The best solution IMHO is to run an IPFS client on every machine, they will automatically find each other via mDNS and I plan to write a small script that will automatically pin the updates which are needed on the machine next. So the download in the IPFS cache will happen as soon as new updates are available and you won't need to download any package you don't have installed in your network.

That said, I appreciate that you're running a cluster member :)

Note that now the pacman cache actaully acts the way it should, as a cache to prevent pacman from causing extra network movement for packages that are already present.

IPFS will also cache the packages you have installed. There's no network activity involved to "download" the packages from your local IPFS cache, since they are already present.

If you're running out of disk space (for the IPFS cache) it will clean up the cache, to get some space back automatically.
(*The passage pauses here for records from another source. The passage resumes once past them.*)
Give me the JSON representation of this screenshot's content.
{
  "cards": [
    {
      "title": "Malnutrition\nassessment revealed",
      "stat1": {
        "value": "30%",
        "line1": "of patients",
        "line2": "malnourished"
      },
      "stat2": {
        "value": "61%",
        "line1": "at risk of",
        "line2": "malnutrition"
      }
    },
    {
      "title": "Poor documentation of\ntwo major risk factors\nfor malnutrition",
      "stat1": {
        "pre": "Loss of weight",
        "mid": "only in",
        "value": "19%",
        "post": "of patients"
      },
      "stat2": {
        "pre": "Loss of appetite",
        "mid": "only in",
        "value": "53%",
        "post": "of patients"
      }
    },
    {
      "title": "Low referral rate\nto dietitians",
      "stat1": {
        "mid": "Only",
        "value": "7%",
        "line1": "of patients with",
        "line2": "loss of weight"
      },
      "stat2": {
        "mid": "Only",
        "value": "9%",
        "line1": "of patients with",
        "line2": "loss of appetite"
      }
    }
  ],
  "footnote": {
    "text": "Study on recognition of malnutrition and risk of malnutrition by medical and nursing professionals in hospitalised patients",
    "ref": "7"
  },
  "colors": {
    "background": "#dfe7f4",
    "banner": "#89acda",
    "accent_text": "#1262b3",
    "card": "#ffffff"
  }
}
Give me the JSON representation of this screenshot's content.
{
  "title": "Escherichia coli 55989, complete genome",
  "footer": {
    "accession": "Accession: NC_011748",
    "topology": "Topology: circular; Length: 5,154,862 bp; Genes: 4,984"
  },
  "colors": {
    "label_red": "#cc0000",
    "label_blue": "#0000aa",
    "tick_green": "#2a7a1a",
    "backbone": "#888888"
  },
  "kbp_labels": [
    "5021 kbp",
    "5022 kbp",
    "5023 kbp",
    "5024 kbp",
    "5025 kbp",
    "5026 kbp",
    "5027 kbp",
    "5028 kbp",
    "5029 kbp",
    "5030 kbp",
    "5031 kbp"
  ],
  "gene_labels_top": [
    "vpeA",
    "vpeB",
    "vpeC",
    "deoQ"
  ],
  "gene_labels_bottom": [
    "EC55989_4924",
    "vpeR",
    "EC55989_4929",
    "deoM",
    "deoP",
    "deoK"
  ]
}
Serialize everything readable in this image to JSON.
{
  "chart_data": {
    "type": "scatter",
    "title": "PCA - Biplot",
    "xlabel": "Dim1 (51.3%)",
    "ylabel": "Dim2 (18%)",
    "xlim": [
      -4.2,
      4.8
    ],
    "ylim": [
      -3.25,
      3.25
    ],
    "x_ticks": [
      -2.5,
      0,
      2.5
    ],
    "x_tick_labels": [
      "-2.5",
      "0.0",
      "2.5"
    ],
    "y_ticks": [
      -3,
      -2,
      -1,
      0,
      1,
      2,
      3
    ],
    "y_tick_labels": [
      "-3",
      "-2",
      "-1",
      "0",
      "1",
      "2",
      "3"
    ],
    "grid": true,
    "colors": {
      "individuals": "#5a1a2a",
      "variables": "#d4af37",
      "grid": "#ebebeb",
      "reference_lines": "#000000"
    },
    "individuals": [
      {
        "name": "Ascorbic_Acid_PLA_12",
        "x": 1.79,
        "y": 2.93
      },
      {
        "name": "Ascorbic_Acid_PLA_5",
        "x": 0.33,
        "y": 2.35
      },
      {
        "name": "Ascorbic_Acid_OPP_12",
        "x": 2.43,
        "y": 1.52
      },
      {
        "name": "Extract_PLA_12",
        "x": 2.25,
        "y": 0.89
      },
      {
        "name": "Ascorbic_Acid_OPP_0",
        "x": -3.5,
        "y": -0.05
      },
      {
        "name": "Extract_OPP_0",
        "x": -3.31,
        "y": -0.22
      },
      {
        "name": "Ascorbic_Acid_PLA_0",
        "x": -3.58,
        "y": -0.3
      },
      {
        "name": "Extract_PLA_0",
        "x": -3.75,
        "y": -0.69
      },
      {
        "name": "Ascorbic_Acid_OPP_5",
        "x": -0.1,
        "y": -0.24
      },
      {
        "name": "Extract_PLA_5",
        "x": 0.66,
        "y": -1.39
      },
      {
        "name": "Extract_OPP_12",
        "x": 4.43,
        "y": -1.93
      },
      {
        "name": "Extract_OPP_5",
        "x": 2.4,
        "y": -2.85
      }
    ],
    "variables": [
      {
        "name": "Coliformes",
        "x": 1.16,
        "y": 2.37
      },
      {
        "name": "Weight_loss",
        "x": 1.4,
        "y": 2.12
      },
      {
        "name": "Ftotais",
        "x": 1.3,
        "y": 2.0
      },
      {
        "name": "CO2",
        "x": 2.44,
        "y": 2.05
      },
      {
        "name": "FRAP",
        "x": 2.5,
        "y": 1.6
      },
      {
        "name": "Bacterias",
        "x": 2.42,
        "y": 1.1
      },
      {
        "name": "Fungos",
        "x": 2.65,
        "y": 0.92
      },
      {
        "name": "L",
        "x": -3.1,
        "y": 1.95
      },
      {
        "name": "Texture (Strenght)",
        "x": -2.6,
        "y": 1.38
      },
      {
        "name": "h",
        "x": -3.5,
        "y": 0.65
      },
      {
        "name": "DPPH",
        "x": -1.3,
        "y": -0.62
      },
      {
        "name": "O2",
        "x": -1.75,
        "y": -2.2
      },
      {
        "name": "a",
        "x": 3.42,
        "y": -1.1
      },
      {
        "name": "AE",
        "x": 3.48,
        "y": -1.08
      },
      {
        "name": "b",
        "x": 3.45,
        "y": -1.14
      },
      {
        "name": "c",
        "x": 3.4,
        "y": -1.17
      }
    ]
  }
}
So you can set the cache size to any value you like, and the cleanup process will automatically prevent it from getting bigger.

So there's no 100 GB space requirement to get updates from IPFS, if you think that's the case.

I would recommend like 5-10 GB of cache when you install large packages over IPFS. If not 2 GB should be sufficient.

If you, the cluster master does not serve an IPFS gateway, the load should be balanced well between us cluster peers.

A role that I don't want to have in the first place. I like to move the cluster to trusted arch users or arch developers in the long term, to give a second update channel for users, next to regular mirrors.

Having me as an importer for the cluster isn't an ideal condition. I like to keep the service the best working I can, so maybe I'll add a second or a third server on different locations, but in the long term, I like to get the liability removed from my person to be the guy importing the arch updates into IPFS. If you know what I mean. :)

RubenKelevra commented 4 years ago

@guysv are you fine with me going ahead, implementing my idea to the end & pushing this to the backlog until I'm finished?

I think I don't have to the time to implement multiple approaches at the same time.

We can discuss afterwards, what needs improvements and what makes sense to change or add alternative concepts.